Figure 3.

Lack of HIF-P4H-1 suppresses NF-κB activity. (a) Western blot analysis of Rel-A in wt and Hif-p4h-1 ^−/− MEFs subjected to 21% or 1% O₂ for 24 h. (b–d) Analysis of NF-κB luciferase reporter activity in wt and Hif-p4h-1 ^−/− MEFs (b), in Hif-p4h-1 and scrambled (Scrm) siRNA transfected HEK293 cells (c) and in MDA-MB-231 cells treated with 50 µM FG4497 for 6 h (d). Cells were harvested 48 h after the NF-κB luciferase reporter plasmid transfection. siRNA transfection was performed 24 h before the NF-κB luciferase reporter plasmid transfection.

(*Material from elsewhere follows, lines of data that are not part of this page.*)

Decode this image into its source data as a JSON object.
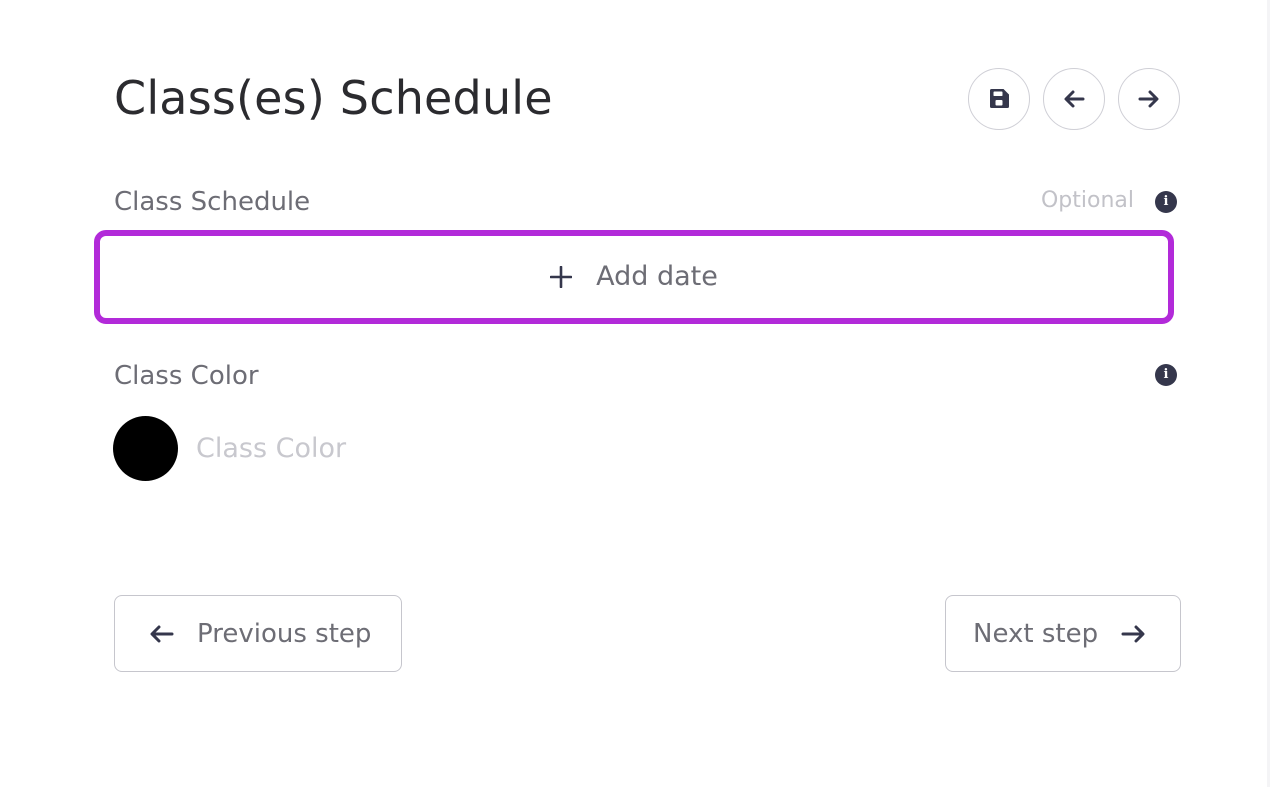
{
  "header": {
    "title": "Class(es) Schedule",
    "save_icon": "save-icon",
    "back_icon": "arrow-left-icon",
    "forward_icon": "arrow-right-icon"
  },
  "class_schedule": {
    "label": "Class Schedule",
    "optional_text": "Optional",
    "info_icon_glyph": "i",
    "add_date_label": "Add date",
    "add_date_icon": "plus-icon",
    "highlight_color": "#b22ad9"
  },
  "class_color": {
    "label": "Class Color",
    "info_icon_glyph": "i",
    "swatch_color": "#000000",
    "input_placeholder": "Class Color",
    "input_value": ""
  },
  "footer": {
    "previous_label": "Previous step",
    "next_label": "Next step"
  },
  "colors": {
    "text_dark": "#2b2b2f",
    "text_muted": "#6d6d75",
    "icon_dark": "#35374c",
    "border": "#cfcfd6"
  }
}
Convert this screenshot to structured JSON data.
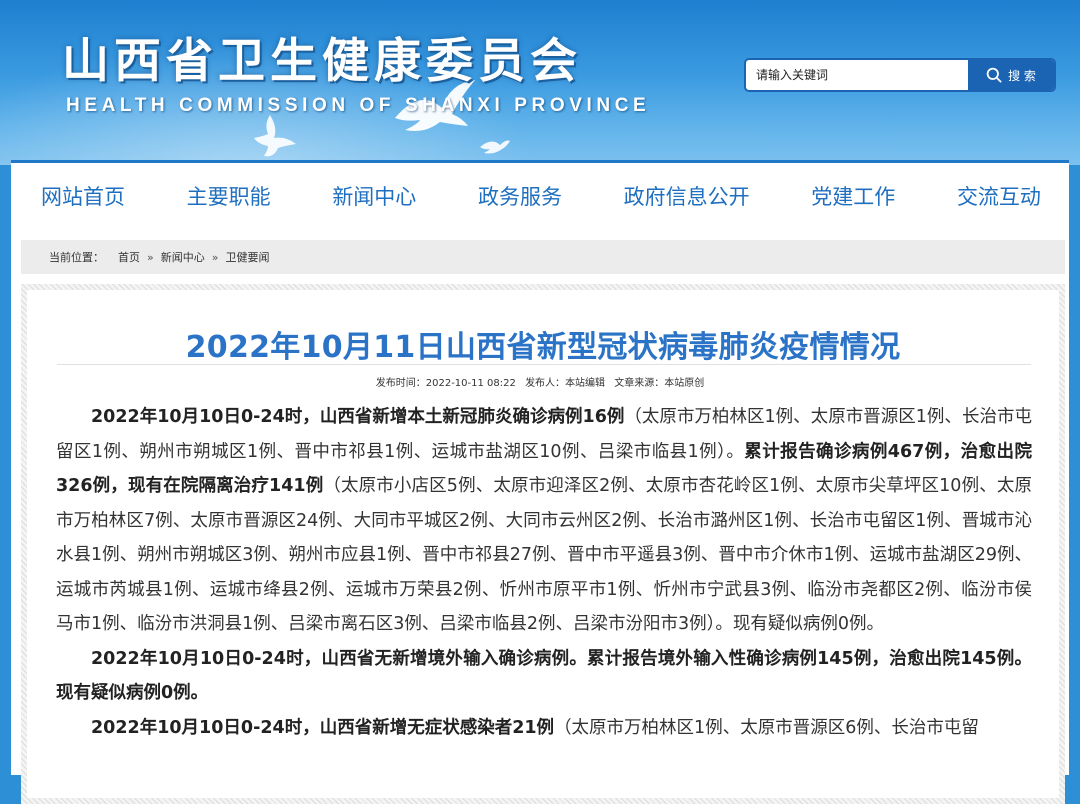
{
  "header": {
    "title": "山西省卫生健康委员会",
    "subtitle": "HEALTH COMMISSION OF SHANXI PROVINCE",
    "search": {
      "placeholder": "请输入关键词",
      "button_label": "搜 索"
    }
  },
  "nav": {
    "items": [
      "网站首页",
      "主要职能",
      "新闻中心",
      "政务服务",
      "政府信息公开",
      "党建工作",
      "交流互动"
    ]
  },
  "breadcrumb": {
    "label": "当前位置：",
    "items": [
      "首页",
      "新闻中心",
      "卫健要闻"
    ],
    "separator": "»"
  },
  "article": {
    "title": "2022年10月11日山西省新型冠状病毒肺炎疫情情况",
    "meta": {
      "publish_time_label": "发布时间：",
      "publish_time": "2022-10-11 08:22",
      "publisher_label": "发布人：",
      "publisher": "本站编辑",
      "source_label": "文章来源：",
      "source": "本站原创"
    },
    "paragraphs": [
      {
        "b1": "2022年10月10日0-24时，山西省新增本土新冠肺炎确诊病例16例",
        "t1": "（太原市万柏林区1例、太原市晋源区1例、长治市屯留区1例、朔州市朔城区1例、晋中市祁县1例、运城市盐湖区10例、吕梁市临县1例）。",
        "b2": "累计报告确诊病例467例，治愈出院326例，现有在院隔离治疗141例",
        "t2": "（太原市小店区5例、太原市迎泽区2例、太原市杏花岭区1例、太原市尖草坪区10例、太原市万柏林区7例、太原市晋源区24例、大同市平城区2例、大同市云州区2例、长治市潞州区1例、长治市屯留区1例、晋城市沁水县1例、朔州市朔城区3例、朔州市应县1例、晋中市祁县27例、晋中市平遥县3例、晋中市介休市1例、运城市盐湖区29例、运城市芮城县1例、运城市绛县2例、运城市万荣县2例、忻州市原平市1例、忻州市宁武县3例、临汾市尧都区2例、临汾市侯马市1例、临汾市洪洞县1例、吕梁市离石区3例、吕梁市临县2例、吕梁市汾阳市3例）。现有疑似病例0例。"
      },
      {
        "b1": "2022年10月10日0-24时，山西省无新增境外输入确诊病例。累计报告境外输入性确诊病例145例，治愈出院145例。现有疑似病例0例。"
      },
      {
        "b1": "2022年10月10日0-24时，山西省新增无症状感染者21例",
        "t1": "（太原市万柏林区1例、太原市晋源区6例、长治市屯留"
      }
    ]
  }
}
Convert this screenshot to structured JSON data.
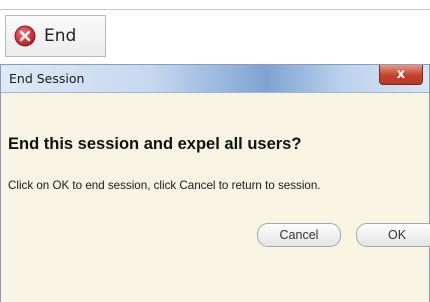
{
  "toolbar": {
    "end_button": {
      "label": "End",
      "icon": "red-circle-x-icon"
    }
  },
  "dialog": {
    "title": "End Session",
    "close_glyph": "x",
    "heading": "End this session and expel all users?",
    "message": "Click on OK to end session, click Cancel to return to session.",
    "buttons": {
      "cancel": "Cancel",
      "ok": "OK"
    }
  },
  "colors": {
    "dialog_background": "#f8f4e3",
    "close_button": "#c4412a",
    "end_icon": "#d7333b"
  }
}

FG4497 was added 6 h before the cell harvest. (e) Western blot analysis of Rel-A, p-Rel-A, IκBα, p105 and p50 in wt and Hif-p4h-1 ^−/− MEFs treated with or without 200 ng/ml LPS for 12 h. (f,g) Analysis of Rel-A and p-Rel-A by Western blotting (f) and NF-κB luciferase reporter activity (g) in wt MEFs treated with or without 200 ng/ml LPS and 50 µM FG4497 for 6 h. (h,i) Analysis of Rel-A and p-Rel-A by Western blotting (h) and NF-κB luciferase reporter activity (i) in Hif-p4h-1 ^−/− MEFs transfected with empty vector (EV) or a vector encoding V5-tagged human recombinant HIF-P4H-1 (OE) and treated with or without 200 ng/ml LPS for 12 h. (j) qPCR analysis of Rel-A mRNA in Hif-p4h-1 ^−/− and wt MEFs treated with 200 ng/ml of LPS for 12 h. (k) Western blot analysis of Rel-A and p-Rel-A in cytosolic and nuclear fractions of Hif-p4h-1 ^−/− and wt MEFs. (l) NF-κB luciferase reporter activity in HIF1A ^−/− HCT116 cells treated with FG4497 or transfected with HIF-P4H-1 siRNA. Data are presented as representative Western blots and as mean ± s.d., n = 3–4 individual MEF isolates or experiments. *P < 0.05, **P < 0.01 and ***P < 0.001, two-tailed Student’s t-test. Unprocessed original scans of blots are shown in Supplementary Fig. 5.